Many years ago, my beloved took me out for a birthday breakfast, giving me several presents between first-sip-of-coffee and eggs-on-toast. Apparently I had a slightly glum expression on my face. “Problem?” she asked. “You don’t like my presents?” “I do.” I said, “It’s just that I’ve got nothing to turn.”

Anyone who has received a Rubik’s Cube or a ratchet screwdriver for a present will understand. So will kids, of all genders and ages, think: Lego, Meccano and Erector sets; Transformers; dollhouses. We were born to manipulate (manus = hand): opposable thumbs, wrists that rotate, fingers that move independently of each other (sort of: I can do “Live long and prosper” with my left, not my right, hand). Hands like ours knapped flints to spark a fire, hammered granite smooth to make passageways in the Great Pyramid, ground smoothly rounded glass for telescopes that discovered Jupiter’s and Saturn’s moons, filed brass wheels for chronometers to give seafarers their longitude, wove the thin wires that programmed Apollo’s computers… So yeah, I’m drawn to things that my hands can turn. And push and pull and grip and draw and type and stroke and thrill.

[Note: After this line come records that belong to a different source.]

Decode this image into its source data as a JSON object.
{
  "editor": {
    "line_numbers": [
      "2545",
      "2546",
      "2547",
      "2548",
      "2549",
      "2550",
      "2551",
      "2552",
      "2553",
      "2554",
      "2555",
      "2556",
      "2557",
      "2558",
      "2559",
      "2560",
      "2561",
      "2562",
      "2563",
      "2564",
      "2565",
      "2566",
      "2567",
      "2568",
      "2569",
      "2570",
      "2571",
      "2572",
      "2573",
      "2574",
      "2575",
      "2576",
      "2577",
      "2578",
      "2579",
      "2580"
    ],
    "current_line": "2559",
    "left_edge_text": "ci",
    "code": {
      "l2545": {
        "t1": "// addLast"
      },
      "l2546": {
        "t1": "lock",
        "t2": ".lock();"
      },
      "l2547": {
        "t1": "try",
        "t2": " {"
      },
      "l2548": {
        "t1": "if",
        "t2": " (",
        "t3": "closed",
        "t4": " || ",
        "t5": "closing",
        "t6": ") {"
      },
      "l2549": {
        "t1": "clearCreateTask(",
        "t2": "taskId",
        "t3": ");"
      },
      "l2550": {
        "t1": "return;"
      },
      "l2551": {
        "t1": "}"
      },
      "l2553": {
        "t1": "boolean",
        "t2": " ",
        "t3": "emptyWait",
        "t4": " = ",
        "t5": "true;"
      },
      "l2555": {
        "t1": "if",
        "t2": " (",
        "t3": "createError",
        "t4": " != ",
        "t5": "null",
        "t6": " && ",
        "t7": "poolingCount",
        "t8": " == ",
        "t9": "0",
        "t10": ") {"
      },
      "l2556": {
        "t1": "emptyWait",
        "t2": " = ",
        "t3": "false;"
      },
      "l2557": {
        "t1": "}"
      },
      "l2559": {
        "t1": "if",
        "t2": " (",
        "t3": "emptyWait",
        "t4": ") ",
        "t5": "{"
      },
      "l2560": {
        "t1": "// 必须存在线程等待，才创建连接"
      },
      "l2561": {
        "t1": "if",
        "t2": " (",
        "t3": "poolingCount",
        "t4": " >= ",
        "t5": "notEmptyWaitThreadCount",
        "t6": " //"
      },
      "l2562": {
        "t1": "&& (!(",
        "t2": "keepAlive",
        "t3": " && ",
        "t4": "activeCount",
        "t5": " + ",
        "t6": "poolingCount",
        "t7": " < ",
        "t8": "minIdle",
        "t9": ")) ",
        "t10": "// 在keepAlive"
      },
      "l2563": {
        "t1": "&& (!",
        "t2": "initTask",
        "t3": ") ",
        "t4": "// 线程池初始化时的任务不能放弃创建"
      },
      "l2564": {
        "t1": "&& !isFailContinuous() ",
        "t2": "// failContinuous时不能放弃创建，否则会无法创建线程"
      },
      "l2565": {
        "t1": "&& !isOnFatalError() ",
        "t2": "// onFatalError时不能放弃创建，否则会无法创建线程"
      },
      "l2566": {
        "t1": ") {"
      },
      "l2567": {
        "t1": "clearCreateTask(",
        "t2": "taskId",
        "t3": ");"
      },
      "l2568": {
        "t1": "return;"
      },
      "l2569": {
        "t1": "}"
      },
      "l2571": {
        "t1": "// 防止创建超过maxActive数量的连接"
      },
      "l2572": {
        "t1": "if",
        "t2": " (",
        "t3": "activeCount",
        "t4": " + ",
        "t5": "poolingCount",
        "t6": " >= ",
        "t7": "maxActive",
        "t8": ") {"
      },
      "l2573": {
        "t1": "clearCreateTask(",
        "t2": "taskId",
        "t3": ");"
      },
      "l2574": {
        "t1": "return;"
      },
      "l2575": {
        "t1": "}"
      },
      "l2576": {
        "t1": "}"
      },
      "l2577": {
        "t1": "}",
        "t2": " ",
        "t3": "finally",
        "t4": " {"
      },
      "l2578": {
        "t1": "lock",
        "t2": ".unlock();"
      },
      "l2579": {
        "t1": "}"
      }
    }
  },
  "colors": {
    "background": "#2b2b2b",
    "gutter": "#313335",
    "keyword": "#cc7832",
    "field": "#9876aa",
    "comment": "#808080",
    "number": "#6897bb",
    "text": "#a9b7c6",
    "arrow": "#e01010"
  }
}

The software, all 73 kilobytes of it, for Apollo guidance computers was actually hardware: thin wires hand-woven by women recruited by Raytheon in Waltham, MA, from nearby textile factories. (Raytheon)

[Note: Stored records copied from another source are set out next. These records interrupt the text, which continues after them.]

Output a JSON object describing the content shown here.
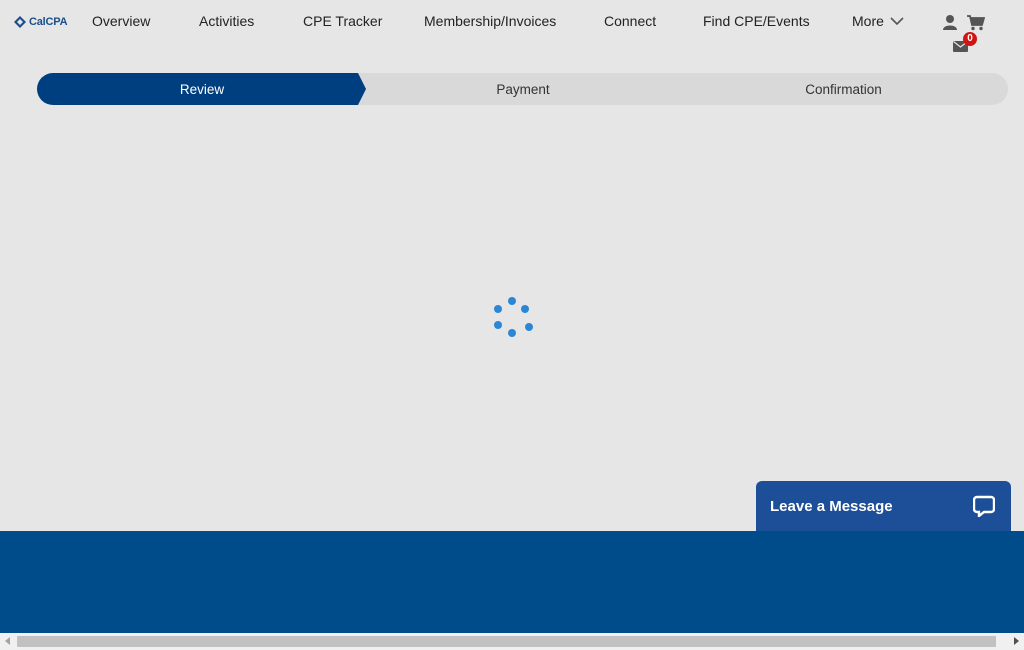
{
  "header": {
    "logo_text": "CalCPA",
    "nav": [
      "Overview",
      "Activities",
      "CPE Tracker",
      "Membership/Invoices",
      "Connect",
      "Find CPE/Events"
    ],
    "more_label": "More",
    "message_count": "0"
  },
  "stepper": {
    "steps": [
      "Review",
      "Payment",
      "Confirmation"
    ],
    "active": "Review"
  },
  "chat": {
    "label": "Leave a Message"
  },
  "colors": {
    "brand_navy": "#003f7f",
    "footer_blue": "#004b8a",
    "chat_blue": "#1d4f99",
    "spinner_blue": "#2b87d6",
    "badge_red": "#d21313"
  }
}
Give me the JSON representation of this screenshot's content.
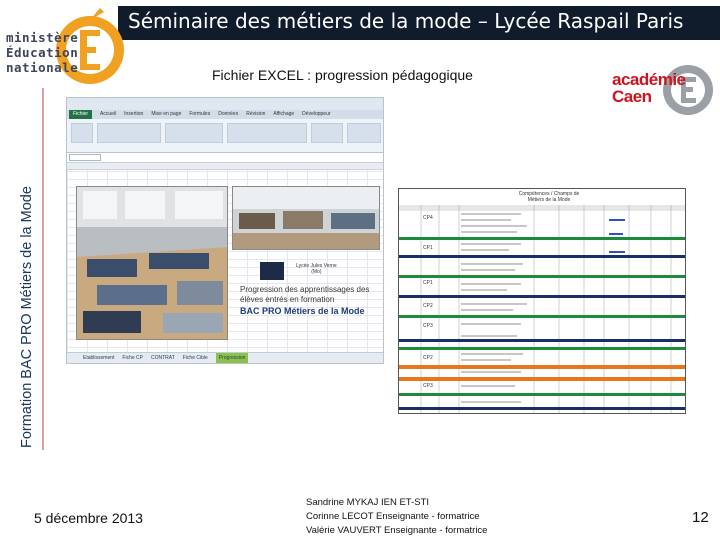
{
  "header": {
    "title": "Séminaire des métiers de la mode – Lycée Raspail Paris"
  },
  "ministry_logo": {
    "lines": [
      "ministère",
      "Éducation",
      "nationale"
    ]
  },
  "academy_logo": {
    "lines": [
      "académie",
      "Caen"
    ]
  },
  "subtitle": "Fichier EXCEL : progression pédagogique",
  "side_title": "Formation BAC PRO Métiers de la Mode",
  "excel": {
    "ribbon_tabs": [
      "Fichier",
      "Accueil",
      "Insertion",
      "Mise en page",
      "Formules",
      "Données",
      "Révision",
      "Affichage",
      "Développeur"
    ],
    "sheet_tabs": [
      "Etablissement",
      "Fiche CP",
      "CONTRAT",
      "Fiche Cible",
      "Progression"
    ],
    "active_sheet": 4,
    "cover": {
      "school": [
        "Lycée Jules Verne",
        "(Mo)"
      ],
      "heading": "Progression des apprentissages des élèves entrés en formation",
      "title": "BAC PRO Métiers de la Mode"
    }
  },
  "table_image": {
    "header": [
      "Compétences / Champs de",
      "Métiers de la Mode"
    ],
    "band_colors": [
      "#1e8a3c",
      "#1a2d6b",
      "#e8761c"
    ]
  },
  "colors": {
    "banner_bg": "#101c2c",
    "banner_text": "#ffffff",
    "academy_red": "#d0131e",
    "ministry_orange": "#f0a121"
  },
  "footer": {
    "date": "5 décembre 2013",
    "authors": [
      "Sandrine MYKAJ    IEN ET-STI",
      "Corinne LECOT   Enseignante - formatrice",
      "Valérie VAUVERT Enseignante - formatrice"
    ],
    "page_number": "12"
  }
}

Five. Five fingers, five toes: pentadactyly. Same as whales, bats, cows, frogs and birds, more or less. Some 400 million years ago during the Devonian geologic period, the ancestor of all modern tetrapods—that is, mammals, birds, reptiles and amphibians—evolved five digits on each of its four limbs. Today, they’re not all obvious. For instance, five “fingers” are now hidden in a whale’s flippers and a bat’s wings; cats and dogs have five digits on their forepaws, but have lost a digit on their rear paws; and horses’ original five digits have fused into one.

 

Still, why five? At the start of the Devonian, 420 million years ago, evolution seems to have been toying with different arrangements—we have tetrapod fossils with five, six, seven and eight digits. But by the end of the Devonian, 360 million years ago, nature had settled on five, seemingly for the sake of genomic efficiency: after five, the complexity of the wrist and hand increases exponentially. And that’s the pattern that’s come down to us generation by generation in an unbroken line of descent. There’s a twist though: we have opposable thumbs, which have only been around, in their present form, for a couple of million years starting with our Homo habilis forebears. Other animals, particularly baboons, have some ability to grasp as we do, but it’s much more limited. Thank you, flexor pollicis longus muscle.

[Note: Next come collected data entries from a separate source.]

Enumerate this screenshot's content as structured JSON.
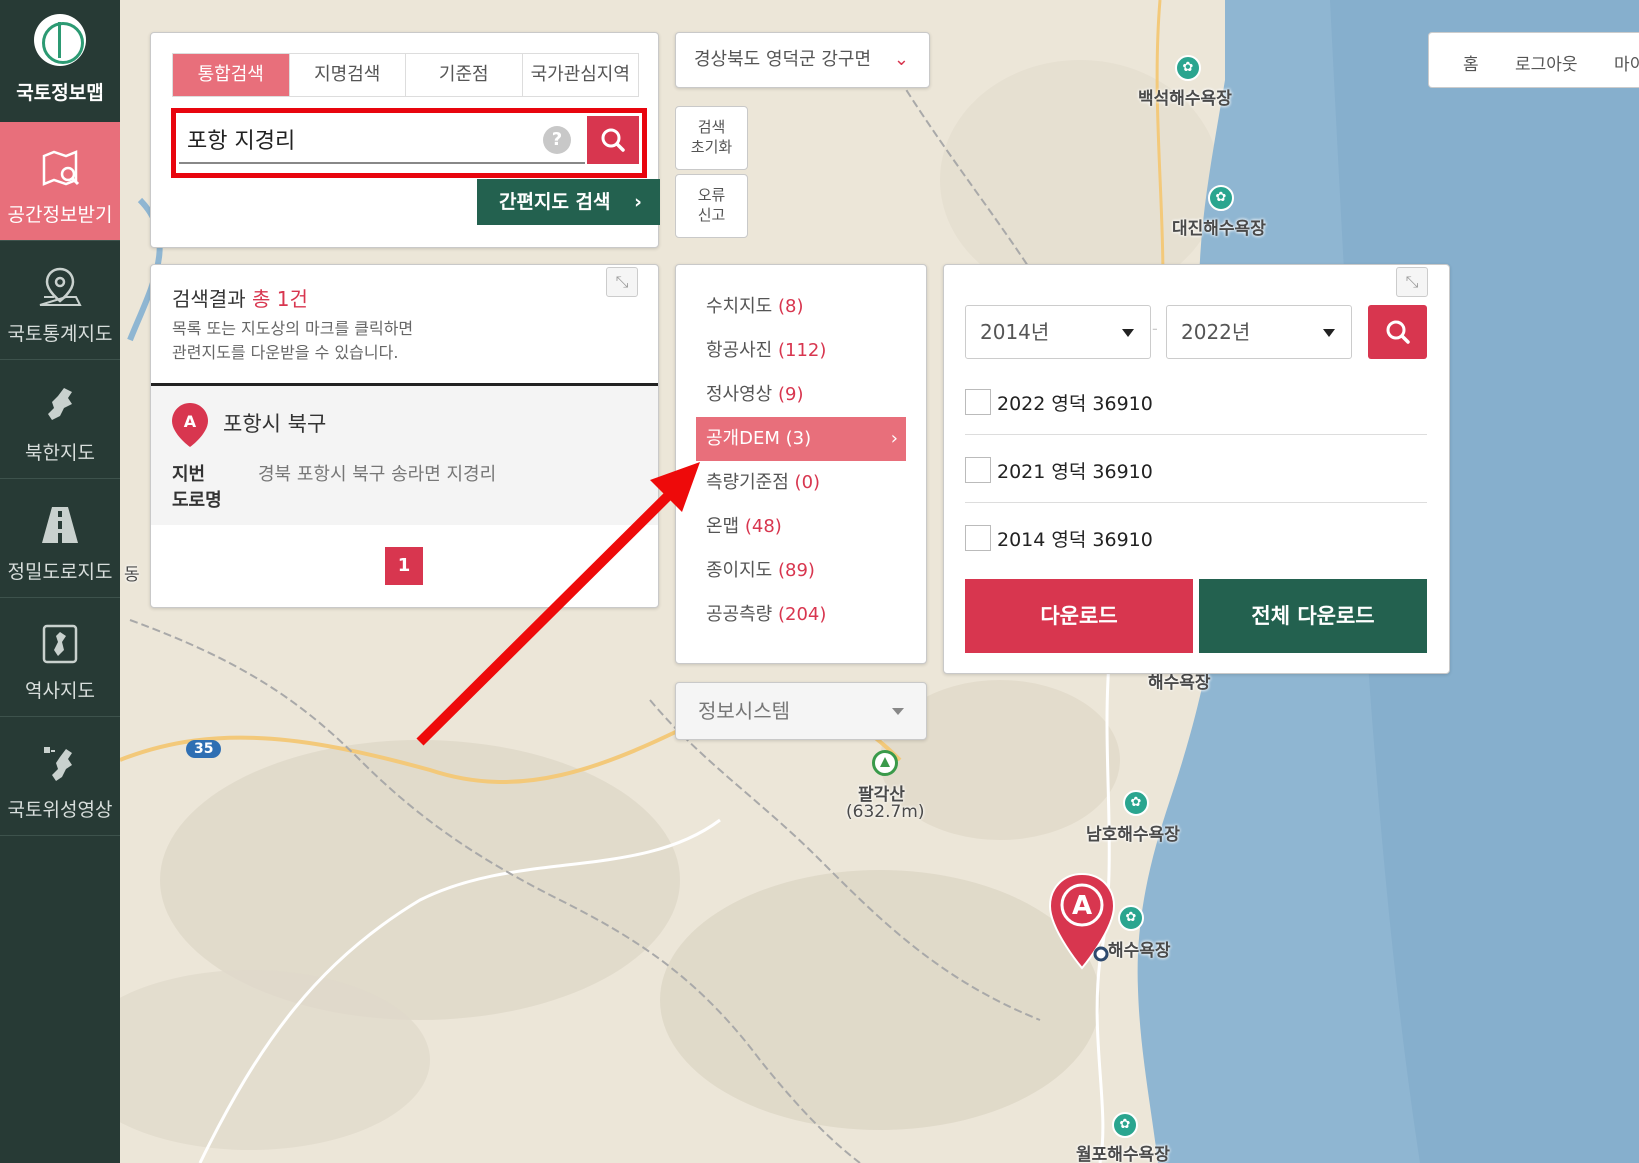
{
  "sidebar": {
    "logo_title": "국토정보맵",
    "items": [
      {
        "label": "공간정보받기",
        "icon": "map-search-icon"
      },
      {
        "label": "국토통계지도",
        "icon": "location-pin-icon"
      },
      {
        "label": "북한지도",
        "icon": "north-korea-map-icon"
      },
      {
        "label": "정밀도로지도",
        "icon": "road-icon"
      },
      {
        "label": "역사지도",
        "icon": "history-map-icon"
      },
      {
        "label": "국토위성영상",
        "icon": "satellite-image-icon"
      }
    ]
  },
  "search": {
    "tabs": [
      "통합검색",
      "지명검색",
      "기준점",
      "국가관심지역"
    ],
    "active_tab": "통합검색",
    "query": "포항 지경리",
    "help": "?",
    "quick_map_search": "간편지도 검색"
  },
  "region": {
    "selected": "경상북도 영덕군 강구면"
  },
  "actions": {
    "reset": [
      "검색",
      "초기화"
    ],
    "report": [
      "오류",
      "신고"
    ]
  },
  "results": {
    "title_prefix": "검색결과",
    "count_text": "총 1건",
    "desc_line1": "목록 또는 지도상의 마크를 클릭하면",
    "desc_line2": "관련지도를 다운받을 수 있습니다.",
    "item": {
      "marker": "A",
      "name": "포항시 북구",
      "jibun_label": "지번",
      "jibun_value": "경북 포항시 북구 송라면 지경리",
      "road_label": "도로명"
    },
    "page": "1"
  },
  "categories": [
    {
      "name": "수치지도",
      "count": "(8)"
    },
    {
      "name": "항공사진",
      "count": "(112)"
    },
    {
      "name": "정사영상",
      "count": "(9)"
    },
    {
      "name": "공개DEM",
      "count": "(3)"
    },
    {
      "name": "측량기준점",
      "count": "(0)"
    },
    {
      "name": "온맵",
      "count": "(48)"
    },
    {
      "name": "종이지도",
      "count": "(89)"
    },
    {
      "name": "공공측량",
      "count": "(204)"
    }
  ],
  "active_category": "공개DEM",
  "info_system": "정보시스템",
  "download": {
    "year_from": "2014년",
    "year_to": "2022년",
    "range_sep": "-",
    "items": [
      "2022 영덕 36910",
      "2021 영덕 36910",
      "2014 영덕 36910"
    ],
    "download_label": "다운로드",
    "download_all_label": "전체 다운로드"
  },
  "top_nav": [
    "홈",
    "로그아웃",
    "마이"
  ],
  "map": {
    "labels": {
      "baekseok": "백석해수욕장",
      "daejin": "대진해수욕장",
      "partial_beach": "해수욕장",
      "palgaksan": "팔각산",
      "palgaksan_height": "(632.7m)",
      "namho": "남호해수욕장",
      "marker_beach": "해수욕장",
      "wolpo": "월포해수욕장",
      "partial_dong": "동",
      "route": "35"
    },
    "marker": "A"
  },
  "colors": {
    "sidebar_bg": "#273a35",
    "accent_pink": "#e86f7b",
    "accent_red": "#d8364f",
    "accent_green": "#23614f",
    "highlight_red": "#e8050e",
    "sea": "#8fb6d2"
  }
}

God’s got five, all other Simpson characters have four.

So when those early Olduvai Gorge dwellers began to dream of banging rocks together to create hammers and scrapers and stone axes, they were equipped to do so, unlike their simian cousins. Tool-making required tools, that is, hands that could grasp tightly. Two million years later, here we are.

Okay, time to take five, as it were, and really (really) look at your hands and admire them in all their flexibility, elegance and dexterity. I’m told, on good authority, that a deep toke is key to getting full value from this.